A great example of just how extreme things can get was the last major climate change event ~10,000-20,000 years ago (which will likely be minuscule in comparison to what we're going through now in the geological sense once this plays out).
The Channeled Scablands of Eastern Washington[0] have a very distinctive geology. For many years it was believed that these features were carved out slowly over hundreds of thousands of years. It turns out they we created in hours, around 15,000 years ago (humans were already living in WA at that time). They were created by the Missoula floods. There used to be a glacial lake over what is now Missoula Montana which would have current day Missoula under 1,000 feet of water. The glacial damns holding back this lake started to break down resulting in frequent floods the scale of which it's hard to fathom. The peak flow is estimated to have been 6.5 cubic miles per hour (for context, the peak flow observed over Horseshoe falls was 0.0055 cubic miles per hour, the Amazon river flows at an average of 0.18 cubic miles per hour)
Imagine driving East on 1-90 from Seattle towards Spokane, then as you get through the Cascades you suddenly see a 200 foot wall of water racing towards you across the horizon.

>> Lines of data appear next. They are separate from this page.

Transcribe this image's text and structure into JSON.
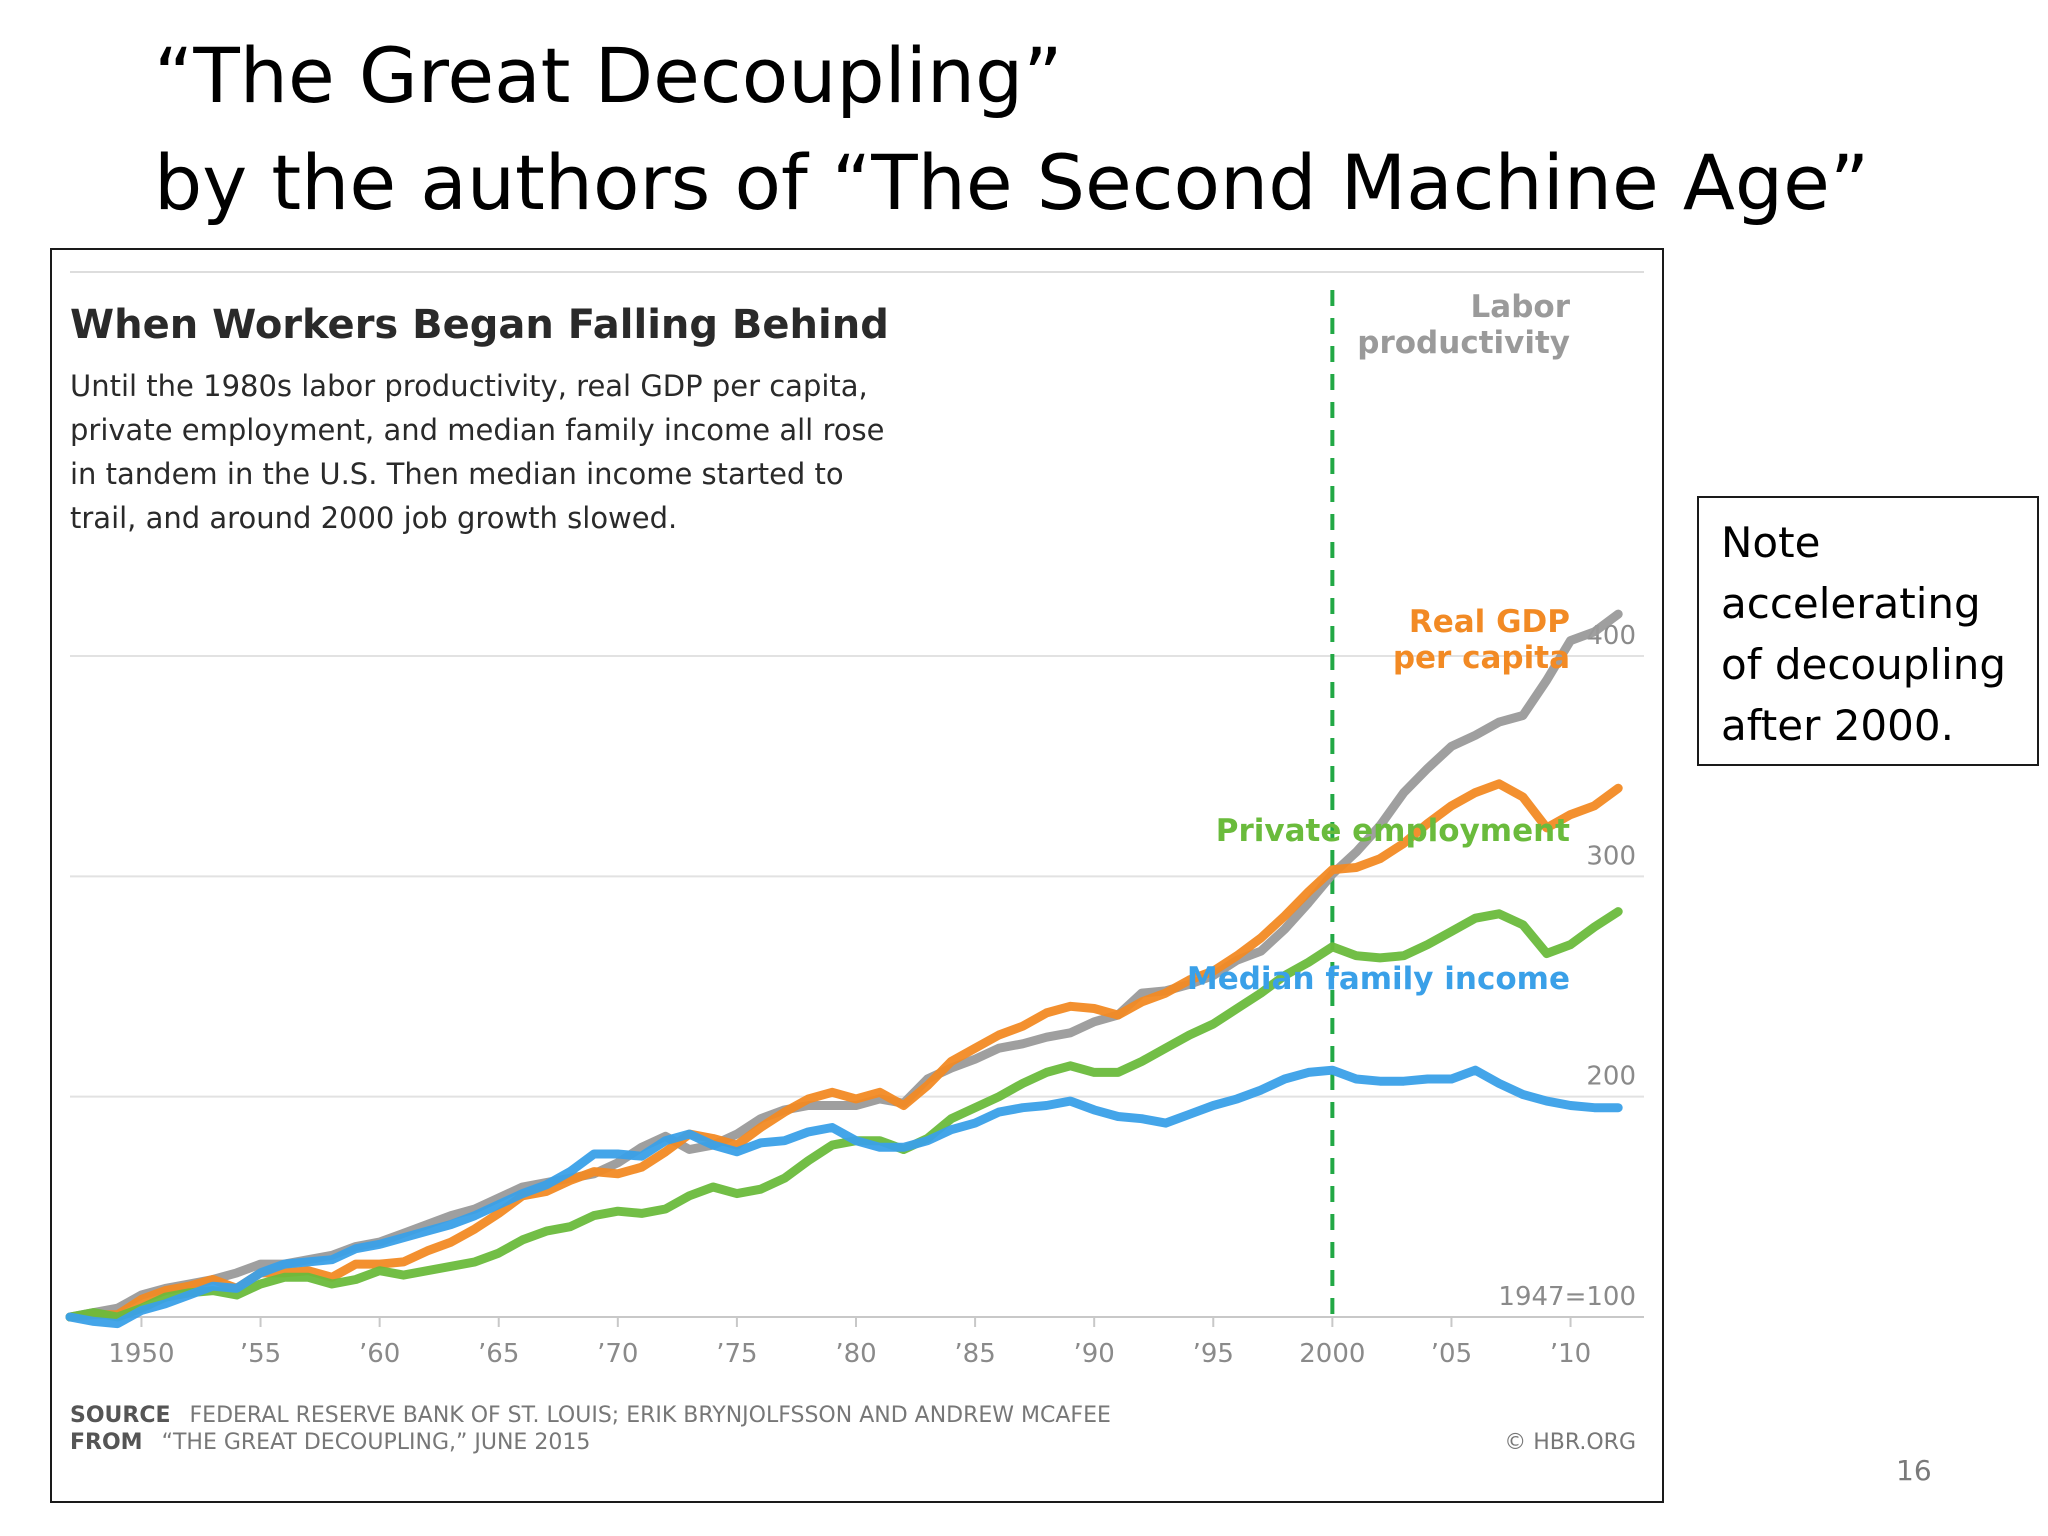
{
  "slide": {
    "title_line1": "“The Great Decoupling”",
    "title_line2": "by the authors of “The Second Machine Age”",
    "note_lines": [
      "Note",
      "accelerating",
      "of decoupling",
      "after 2000."
    ],
    "page_number": "16"
  },
  "chart_data": {
    "type": "line",
    "title": "When Workers Began Falling Behind",
    "subtitle": [
      "Until the 1980s labor productivity, real GDP per capita,",
      "private employment, and median family income all rose",
      "in tandem in the U.S. Then median income started to",
      "trail, and around 2000 job growth slowed."
    ],
    "xlim": [
      1947,
      2013
    ],
    "ylim": [
      100,
      430
    ],
    "x_ticks": [
      {
        "value": 1950,
        "label": "1950"
      },
      {
        "value": 1955,
        "label": "’55"
      },
      {
        "value": 1960,
        "label": "’60"
      },
      {
        "value": 1965,
        "label": "’65"
      },
      {
        "value": 1970,
        "label": "’70"
      },
      {
        "value": 1975,
        "label": "’75"
      },
      {
        "value": 1980,
        "label": "’80"
      },
      {
        "value": 1985,
        "label": "’85"
      },
      {
        "value": 1990,
        "label": "’90"
      },
      {
        "value": 1995,
        "label": "’95"
      },
      {
        "value": 2000,
        "label": "2000"
      },
      {
        "value": 2005,
        "label": "’05"
      },
      {
        "value": 2010,
        "label": "’10"
      }
    ],
    "y_gridlines": [
      {
        "value": 100,
        "label": "1947=100"
      },
      {
        "value": 200,
        "label": "200"
      },
      {
        "value": 300,
        "label": "300"
      },
      {
        "value": 400,
        "label": "400"
      }
    ],
    "vline": {
      "x": 2000,
      "color": "#22a845",
      "style": "dashed"
    },
    "grid": true,
    "legend": "inline labels at line ends",
    "x": [
      1947,
      1948,
      1949,
      1950,
      1951,
      1952,
      1953,
      1954,
      1955,
      1956,
      1957,
      1958,
      1959,
      1960,
      1961,
      1962,
      1963,
      1964,
      1965,
      1966,
      1967,
      1968,
      1969,
      1970,
      1971,
      1972,
      1973,
      1974,
      1975,
      1976,
      1977,
      1978,
      1979,
      1980,
      1981,
      1982,
      1983,
      1984,
      1985,
      1986,
      1987,
      1988,
      1989,
      1990,
      1991,
      1992,
      1993,
      1994,
      1995,
      1996,
      1997,
      1998,
      1999,
      2000,
      2001,
      2002,
      2003,
      2004,
      2005,
      2006,
      2007,
      2008,
      2009,
      2010,
      2011,
      2012
    ],
    "series": [
      {
        "name": "Labor productivity",
        "label_lines": [
          "Labor",
          "productivity"
        ],
        "color": "#9a9a9a",
        "values": [
          100,
          102,
          104,
          110,
          113,
          115,
          117,
          120,
          124,
          124,
          126,
          128,
          132,
          134,
          138,
          142,
          146,
          149,
          154,
          159,
          161,
          163,
          165,
          170,
          177,
          182,
          176,
          178,
          183,
          190,
          194,
          196,
          196,
          196,
          199,
          197,
          208,
          213,
          217,
          222,
          224,
          227,
          229,
          234,
          237,
          247,
          248,
          251,
          255,
          262,
          266,
          276,
          288,
          301,
          311,
          323,
          338,
          349,
          359,
          364,
          370,
          373,
          389,
          407,
          411,
          419
        ]
      },
      {
        "name": "Real GDP per capita",
        "label_lines": [
          "Real GDP",
          "per capita"
        ],
        "color": "#f28a24",
        "values": [
          100,
          101,
          101,
          108,
          112,
          114,
          117,
          113,
          120,
          120,
          121,
          118,
          124,
          124,
          125,
          130,
          134,
          140,
          147,
          155,
          157,
          162,
          166,
          165,
          168,
          175,
          183,
          181,
          178,
          186,
          193,
          199,
          202,
          199,
          202,
          196,
          205,
          216,
          222,
          228,
          232,
          238,
          241,
          240,
          237,
          243,
          247,
          253,
          257,
          264,
          272,
          282,
          293,
          303,
          304,
          308,
          315,
          324,
          332,
          338,
          342,
          336,
          322,
          328,
          332,
          340
        ]
      },
      {
        "name": "Private employment",
        "label_lines": [
          "Private employment"
        ],
        "color": "#6abb3c",
        "values": [
          100,
          102,
          100,
          104,
          109,
          111,
          112,
          110,
          115,
          118,
          118,
          115,
          117,
          121,
          119,
          121,
          123,
          125,
          129,
          135,
          139,
          141,
          146,
          148,
          147,
          149,
          155,
          159,
          156,
          158,
          163,
          171,
          178,
          180,
          180,
          176,
          181,
          190,
          195,
          200,
          206,
          211,
          214,
          211,
          211,
          216,
          222,
          228,
          233,
          240,
          247,
          255,
          261,
          268,
          264,
          263,
          264,
          269,
          275,
          281,
          283,
          278,
          265,
          269,
          277,
          284
        ]
      },
      {
        "name": "Median family income",
        "label_lines": [
          "Median family income"
        ],
        "color": "#3aa0e8",
        "values": [
          100,
          98,
          97,
          103,
          106,
          110,
          114,
          113,
          120,
          124,
          125,
          126,
          131,
          133,
          136,
          139,
          142,
          146,
          151,
          156,
          160,
          166,
          174,
          174,
          173,
          180,
          183,
          178,
          175,
          179,
          180,
          184,
          186,
          180,
          177,
          177,
          180,
          185,
          188,
          193,
          195,
          196,
          198,
          194,
          191,
          190,
          188,
          192,
          196,
          199,
          203,
          208,
          211,
          212,
          208,
          207,
          207,
          208,
          208,
          212,
          206,
          201,
          198,
          196,
          195,
          195
        ]
      }
    ],
    "source_label": "SOURCE",
    "source_text": "FEDERAL RESERVE BANK OF ST. LOUIS; ERIK BRYNJOLFSSON AND ANDREW MCAFEE",
    "from_label": "FROM",
    "from_text": "“THE GREAT DECOUPLING,” JUNE 2015",
    "credit": "© HBR.ORG"
  }
}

That event was in the past and it still took us a long time to piece together what actually happened. As we head into states of climate never witnessed by humans, it's genuinely hard to predict what might happen other than "this probably won't be good". Humans have made a lot of progress in the last 10,000 years, but it's no coincidence that the last 10,000 years have been some of the most stable in the Earth's climate history.